Rheinische Partnerkirchenkreise der Evangelisch-Lutherischen Kirche in der Republik Namibia haben einen gemeinsamen Antrag zum Genozid vor 100 Jahren für die kommende Landessynode der Evangelischen Kirche im Rheinland vorbereitet. Am 30. Januar 2004 werden sie mit einem Gedenkgottesdienst und Veranstaltungen unter dem Titel "100 Jahre Beginn des antikolonialen Befreiungskrieges in Namibia – An Verbrechen und Schuld erinnern, um Zukunft gemeinsam zu gestalten" in Wuppertal der Opfer der Aufstände erinnern. Mit einer umfangreichen Dokumentation informieren sie in Kirchenkreisen über das wechselvolle Engagement der rheinischen Missionare und wenden sich auch an eine breitere Öffentlichkeit. Im Unterschied zur Politik haben so die Kirchen in Deutschland ihren Beitrag zu einer Aufarbeitung des während der Kolonialzeit in deutschem Namen begangenen Unrechts geleistet.

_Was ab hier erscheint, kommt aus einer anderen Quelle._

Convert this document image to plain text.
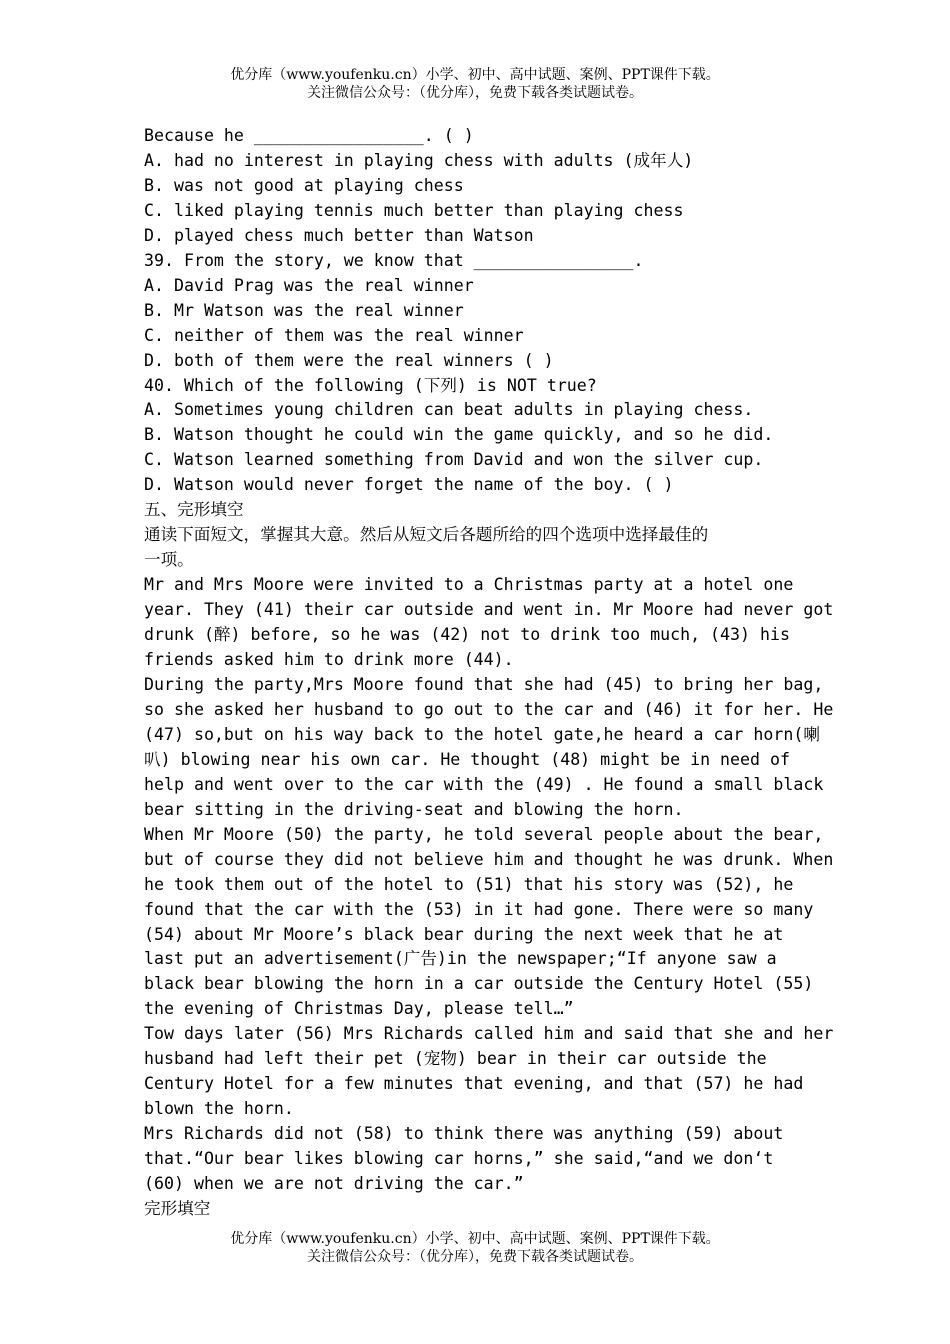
优分库（www.youfenku.cn）小学、初中、高中试题、案例、PPT课件下载。
关注微信公众号：（优分库），免费下载各类试题试卷。
Because he _________________. ( )
A. had no interest in playing chess with adults (成年人)
B. was not good at playing chess
C. liked playing tennis much better than playing chess
D. played chess much better than Watson
39. From the story, we know that ________________.
A. David Prag was the real winner
B. Mr Watson was the real winner
C. neither of them was the real winner
D. both of them were the real winners ( )
40. Which of the following (下列) is NOT true?
A. Sometimes young children can beat adults in playing chess.
B. Watson thought he could win the game quickly, and so he did.
C. Watson learned something from David and won the silver cup.
D. Watson would never forget the name of the boy. ( )
五、完形填空
通读下面短文，掌握其大意。然后从短文后各题所给的四个选项中选择最佳的
一项。
Mr and Mrs Moore were invited to a Christmas party at a hotel one
year. They (41) their car outside and went in. Mr Moore had never got
drunk (醉) before, so he was (42) not to drink too much, (43) his
friends asked him to drink more (44).
During the party,Mrs Moore found that she had (45) to bring her bag,
so she asked her husband to go out to the car and (46) it for her. He
(47) so,but on his way back to the hotel gate,he heard a car horn(喇
叭) blowing near his own car. He thought (48) might be in need of
help and went over to the car with the (49) . He found a small black
bear sitting in the driving-seat and blowing the horn.
When Mr Moore (50) the party, he told several people about the bear,
but of course they did not believe him and thought he was drunk. When
he took them out of the hotel to (51) that his story was (52), he
found that the car with the (53) in it had gone. There were so many
(54) about Mr Moore’s black bear during the next week that he at
last put an advertisement(广告)in the newspaper;“If anyone saw a
black bear blowing the horn in a car outside the Century Hotel (55)
the evening of Christmas Day, please tell…”
Tow days later (56) Mrs Richards called him and said that she and her
husband had left their pet (宠物) bear in their car outside the
Century Hotel for a few minutes that evening, and that (57) he had
blown the horn.
Mrs Richards did not (58) to think there was anything (59) about
that.“Our bear likes blowing car horns,” she said,“and we don‘t
(60) when we are not driving the car.”
完形填空
优分库（www.youfenku.cn）小学、初中、高中试题、案例、PPT课件下载。
关注微信公众号：（优分库），免费下载各类试题试卷。
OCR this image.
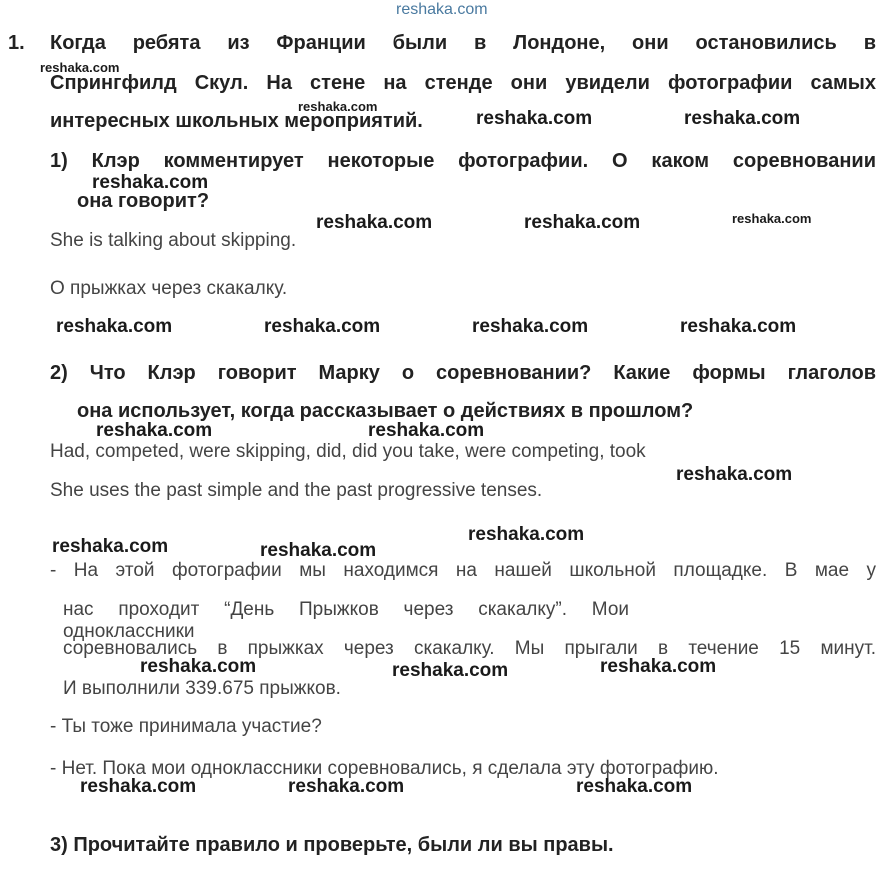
reshaka.com
1. Когда ребята из Франции были в Лондоне, они остановились в
Спрингфилд Скул. На стене на стенде они увидели фотографии самых
интересных школьных мероприятий.
1) Клэр комментирует некоторые фотографии. О каком соревновании
она говорит?
She is talking about skipping.
О прыжках через скакалку.
2) Что Клэр говорит Марку о соревновании? Какие формы глаголов
она использует, когда рассказывает о действиях в прошлом?
Had, competed, were skipping, did, did you take, were competing, took
She uses the past simple and the past progressive tenses.
- На этой фотографии мы находимся на нашей школьной площадке. В мае у
нас проходит “День Прыжков через скакалку”. Мои одноклассники
соревновались в прыжках через скакалку. Мы прыгали в течение 15 минут.
И выполнили 339.675 прыжков.
- Ты тоже принимала участие?
- Нет. Пока мои одноклассники соревновались, я сделала эту фотографию.
3) Прочитайте правило и проверьте, были ли вы правы.
reshaka.com
reshaka.com
reshaka.com	reshaka.com
reshaka.com
reshaka.com	reshaka.com	reshaka.com
reshaka.com	reshaka.com	reshaka.com	reshaka.com
reshaka.com	reshaka.com
reshaka.com
reshaka.com
reshaka.com	reshaka.com
reshaka.com	reshaka.com	reshaka.com
reshaka.com	reshaka.com	reshaka.com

Schadensersatzklagen haben wenig Aussicht auf Erfolg

Stereotyp heißt es in allen Erklärungen des Auswärtigen Amtes und deutscher Parlamentarier, man könne keine offizielle Entschuldigung aussprechen, da dies entschädigungsrelevant sein könnte in den in den USA anhängigen Schadensersatzklagen gegen die Bundesrepublik Deutschland und deutsche Unternehmen. Am 19. September 2001 reichte der Herero People’s Reparations Corporation im Auftrag der Hosea Kutako Stiftung der Herero Schadensersatzklagen gegen die Bundesrepublik Deutschland, die Deutsche Bank, die Deutsche Afrika Linien (DAL) und den Baugeräte-Hersteller Terex bei dem US-amerikanischen Bezirksgericht des Distrikts von Columbia ein. Die Herero klagen in den USA, weil in Deutschland zivilrechtliche Klagen verjährt sind. Zwei Milliarden US-Dollar Schadensersatz fordern sie wegen der Verstrickung der Beklagten in Völkermord und Verbrechen gegen die Menschlichkeit. Die Bundesrepublik Deutschland soll als Rechtsnachfolgerin des Deutschen Reiches belangt werden, die Deutsche Bank und die von ihr 1929 aufgekaufte Diskonto-Gesellschaft waren die bedeutendsten Banken in der Kolonie. Gegen die frühere Reederei Woermann, die heutige Deutsche Afrika Linien (DAL), gehen die Herero vor, weil Woermann lange Zeit ein Monopol auf den gesamten Warenverkehr zwischen dem Deutschen Reich und Südwestafrika besaß. Unbestritten ist, dass Woermann dieses Monopol auch zu seinem wirtschaftlichen Vorteil ausnutzte. Die Reichsregierung hatte der Reederei 1906 das Monopol für die Versorgung der Kolonie wegen überteuerter Frachttarife entzogen (42), denn teilweise waren die Frachtraten der Reederei für Südwestafrika höher als die Tarife für eine doppelt so lange dauernde Fahrt nach Asien.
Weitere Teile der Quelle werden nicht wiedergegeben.